Suge Knight, in his first interview from prison, is still saying Dr. Dre tried to kill him
Suge Knight, the troubled former Death Row Records CEO, was sentenced to 28 years in prison last month. He pled no contest to voluntary manslaughter after he was involved in a hit-and-run in a Los Angeles restaurant parking lot. Now, in his first interview since going behind bars, Knight tells The Blast that it’s all Dr. Dre’s fault.
This isn’t a new revelation, as Knight threatened to sue Dre for $300 million back in 2016, alleging that the rapper, Universal Music, and Apple tried to have him killed. Now, he claims his recent trial proves his story to be true. Calling it a “murder-for-hire case,” he says, “They also got the paper trail with all the checks and proof of when they talked to the witnesses saying that Dre came to them first and asked the two guys how much it cost to get rid of me. And they said, ‘What you mean by get rid of?’ And they said, ‘Kill him.’”
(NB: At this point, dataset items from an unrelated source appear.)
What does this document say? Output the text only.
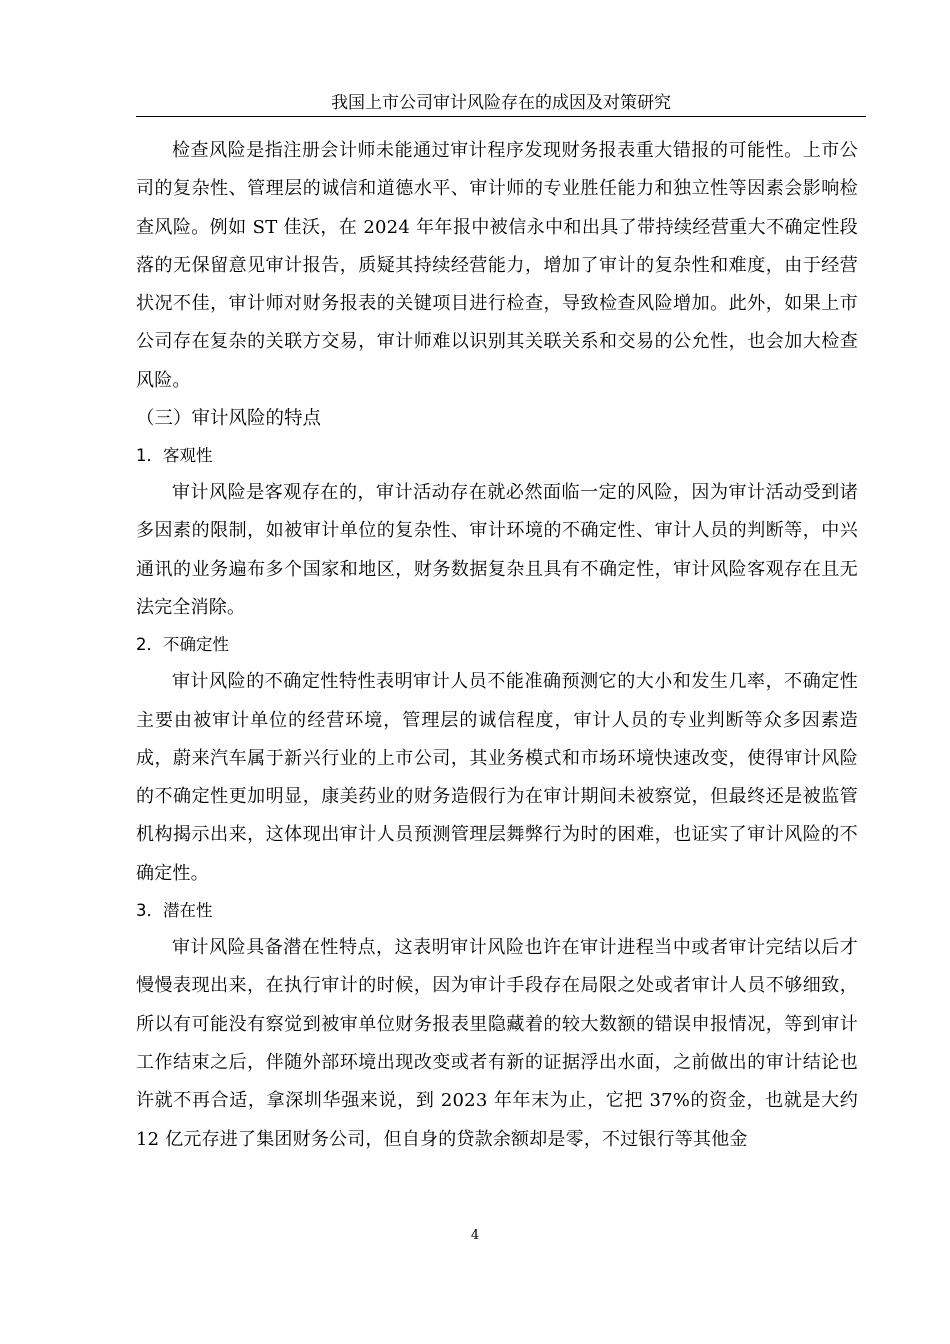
我国上市公司审计风险存在的成因及对策研究

检查风险是指注册会计师未能通过审计程序发现财务报表重大错报的可能性。上市公司的复杂性、管理层的诚信和道德水平、审计师的专业胜任能力和独立性等因素会影响检查风险。例如 ST 佳沃，在 2024 年年报中被信永中和出具了带持续经营重大不确定性段落的无保留意见审计报告，质疑其持续经营能力，增加了审计的复杂性和难度，由于经营状况不佳，审计师对财务报表的关键项目进行检查，导致检查风险增加。此外，如果上市公司存在复杂的关联方交易，审计师难以识别其关联关系和交易的公允性，也会加大检查风险。

（三）审计风险的特点
1．客观性

审计风险是客观存在的，审计活动存在就必然面临一定的风险，因为审计活动受到诸多因素的限制，如被审计单位的复杂性、审计环境的不确定性、审计人员的判断等，中兴通讯的业务遍布多个国家和地区，财务数据复杂且具有不确定性，审计风险客观存在且无法完全消除。

2．不确定性

审计风险的不确定性特性表明审计人员不能准确预测它的大小和发生几率，不确定性主要由被审计单位的经营环境，管理层的诚信程度，审计人员的专业判断等众多因素造成，蔚来汽车属于新兴行业的上市公司，其业务模式和市场环境快速改变，使得审计风险的不确定性更加明显，康美药业的财务造假行为在审计期间未被察觉，但最终还是被监管机构揭示出来，这体现出审计人员预测管理层舞弊行为时的困难，也证实了审计风险的不确定性。

3．潜在性

审计风险具备潜在性特点，这表明审计风险也许在审计进程当中或者审计完结以后才慢慢表现出来，在执行审计的时候，因为审计手段存在局限之处或者审计人员不够细致，所以有可能没有察觉到被审单位财务报表里隐藏着的较大数额的错误申报情况，等到审计工作结束之后，伴随外部环境出现改变或者有新的证据浮出水面，之前做出的审计结论也许就不再合适，拿深圳华强来说，到 2023 年年末为止，它把 37%的资金，也就是大约 12 亿元存进了集团财务公司，但自身的贷款余额却是零，不过银行等其他金

4
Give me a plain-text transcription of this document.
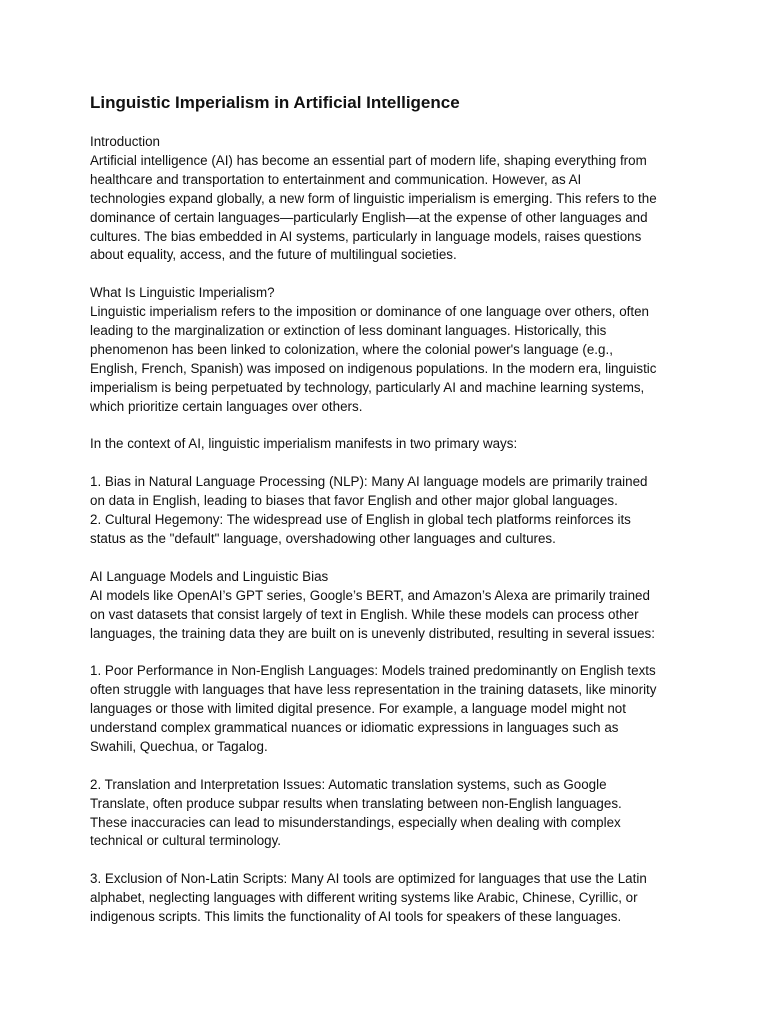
Linguistic Imperialism in Artificial Intelligence
Introduction
Artificial intelligence (AI) has become an essential part of modern life, shaping everything from
healthcare and transportation to entertainment and communication. However, as AI
technologies expand globally, a new form of linguistic imperialism is emerging. This refers to the
dominance of certain languages—particularly English—at the expense of other languages and
cultures. The bias embedded in AI systems, particularly in language models, raises questions
about equality, access, and the future of multilingual societies.
What Is Linguistic Imperialism?
Linguistic imperialism refers to the imposition or dominance of one language over others, often
leading to the marginalization or extinction of less dominant languages. Historically, this
phenomenon has been linked to colonization, where the colonial power's language (e.g.,
English, French, Spanish) was imposed on indigenous populations. In the modern era, linguistic
imperialism is being perpetuated by technology, particularly AI and machine learning systems,
which prioritize certain languages over others.
In the context of AI, linguistic imperialism manifests in two primary ways:
1. Bias in Natural Language Processing (NLP): Many AI language models are primarily trained
on data in English, leading to biases that favor English and other major global languages.
2. Cultural Hegemony: The widespread use of English in global tech platforms reinforces its
status as the "default" language, overshadowing other languages and cultures.
AI Language Models and Linguistic Bias
AI models like OpenAI’s GPT series, Google’s BERT, and Amazon’s Alexa are primarily trained
on vast datasets that consist largely of text in English. While these models can process other
languages, the training data they are built on is unevenly distributed, resulting in several issues:
1. Poor Performance in Non-English Languages: Models trained predominantly on English texts
often struggle with languages that have less representation in the training datasets, like minority
languages or those with limited digital presence. For example, a language model might not
understand complex grammatical nuances or idiomatic expressions in languages such as
Swahili, Quechua, or Tagalog.
2. Translation and Interpretation Issues: Automatic translation systems, such as Google
Translate, often produce subpar results when translating between non-English languages.
These inaccuracies can lead to misunderstandings, especially when dealing with complex
technical or cultural terminology.
3. Exclusion of Non-Latin Scripts: Many AI tools are optimized for languages that use the Latin
alphabet, neglecting languages with different writing systems like Arabic, Chinese, Cyrillic, or
indigenous scripts. This limits the functionality of AI tools for speakers of these languages.
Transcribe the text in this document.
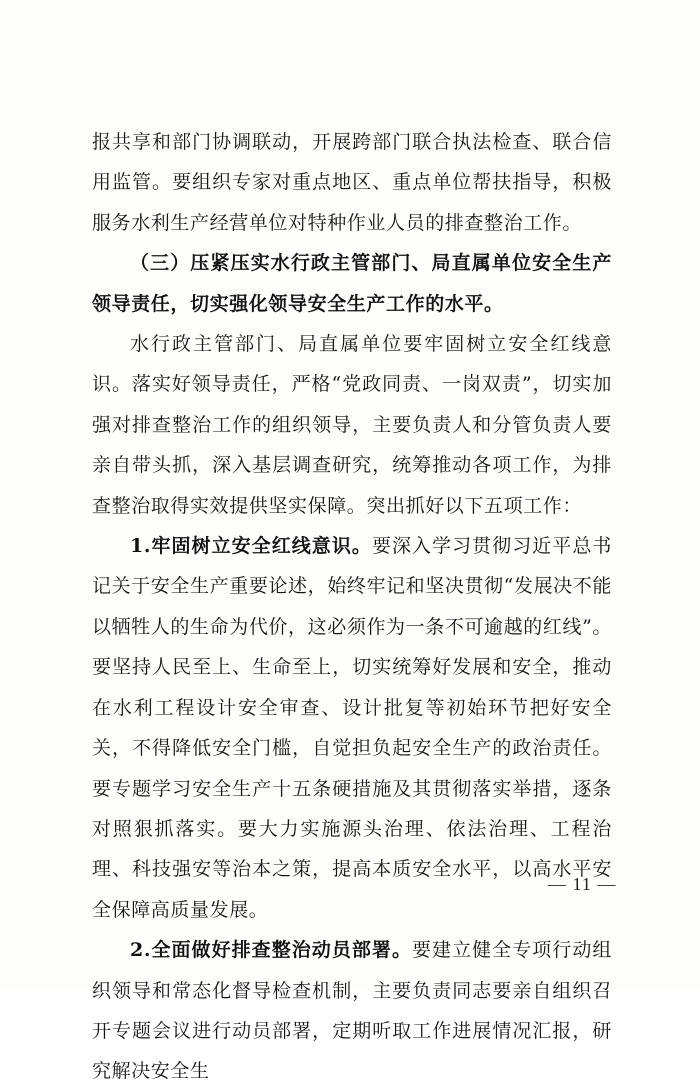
报共享和部门协调联动，开展跨部门联合执法检查、联合信用监管。要组织专家对重点地区、重点单位帮扶指导，积极服务水利生产经营单位对特种作业人员的排查整治工作。

（三）压紧压实水行政主管部门、局直属单位安全生产领导责任，切实强化领导安全生产工作的水平。

水行政主管部门、局直属单位要牢固树立安全红线意识。落实好领导责任，严格“党政同责、一岗双责”，切实加强对排查整治工作的组织领导，主要负责人和分管负责人要亲自带头抓，深入基层调查研究，统筹推动各项工作，为排查整治取得实效提供坚实保障。突出抓好以下五项工作：

1.牢固树立安全红线意识。要深入学习贯彻习近平总书记关于安全生产重要论述，始终牢记和坚决贯彻“发展决不能以牺牲人的生命为代价，这必须作为一条不可逾越的红线”。要坚持人民至上、生命至上，切实统筹好发展和安全，推动在水利工程设计安全审查、设计批复等初始环节把好安全关，不得降低安全门槛，自觉担负起安全生产的政治责任。要专题学习安全生产十五条硬措施及其贯彻落实举措，逐条对照狠抓落实。要大力实施源头治理、依法治理、工程治理、科技强安等治本之策，提高本质安全水平，以高水平安全保障高质量发展。

2.全面做好排查整治动员部署。要建立健全专项行动组织领导和常态化督导检查机制，主要负责同志要亲自组织召开专题会议进行动员部署，定期听取工作进展情况汇报，研究解决安全生

— 11 —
The pair’s beef goes back to the ’90s. Knight claims that he had a life management deal with Dre, which entitled him to 30% of Dre’s earnings — including the 2014 sale of Beats by Dre to Apple, estimated to be worth about $3 billion. Knight’s attempts to pursue that money is what he says led to the first attempt on his life—a nightclub shooting in which he was shot seven times.
The second attempt on his life, he alleges, is what led to the hit-and-run incident that landed him in prison. Knight says Dre and Universal — the studio behind the N.W.A. biopic Straight Outta Compton — paid Cle “Bone” Sloan $300,000 to kill Knight that day. According to Knight, he was avoiding an ambush when he ran his car over Sloan. Sloan survived, but a second victim named Terry Carter was fatally hit.
Related Video: Suge Knight Sentenced To 28 Years In Prison For 2015 Hit-And-Run
A lawyer for Dre responded to the claims back in 2016: “Given that Dre has had zero interaction with Suge since leaving Death Row Records in 1996, we hope that Suge’s lawyer has lots of malicious prosecution insurance.”
Asked why he took a plea deal, Suge tells The Blast, “So when they gave me an attorney, he seen me two times in eight months and told me he went to the court and said he needed help and other attorneys. And they told him no. He said no way he can do my trial because he really don’t know the case and he won’t win.”
He adds, “So if somebody stacks the deck against you, to the point where they’re not trying to fight for you, and let you get the attorneys you wish to have, what can you do?”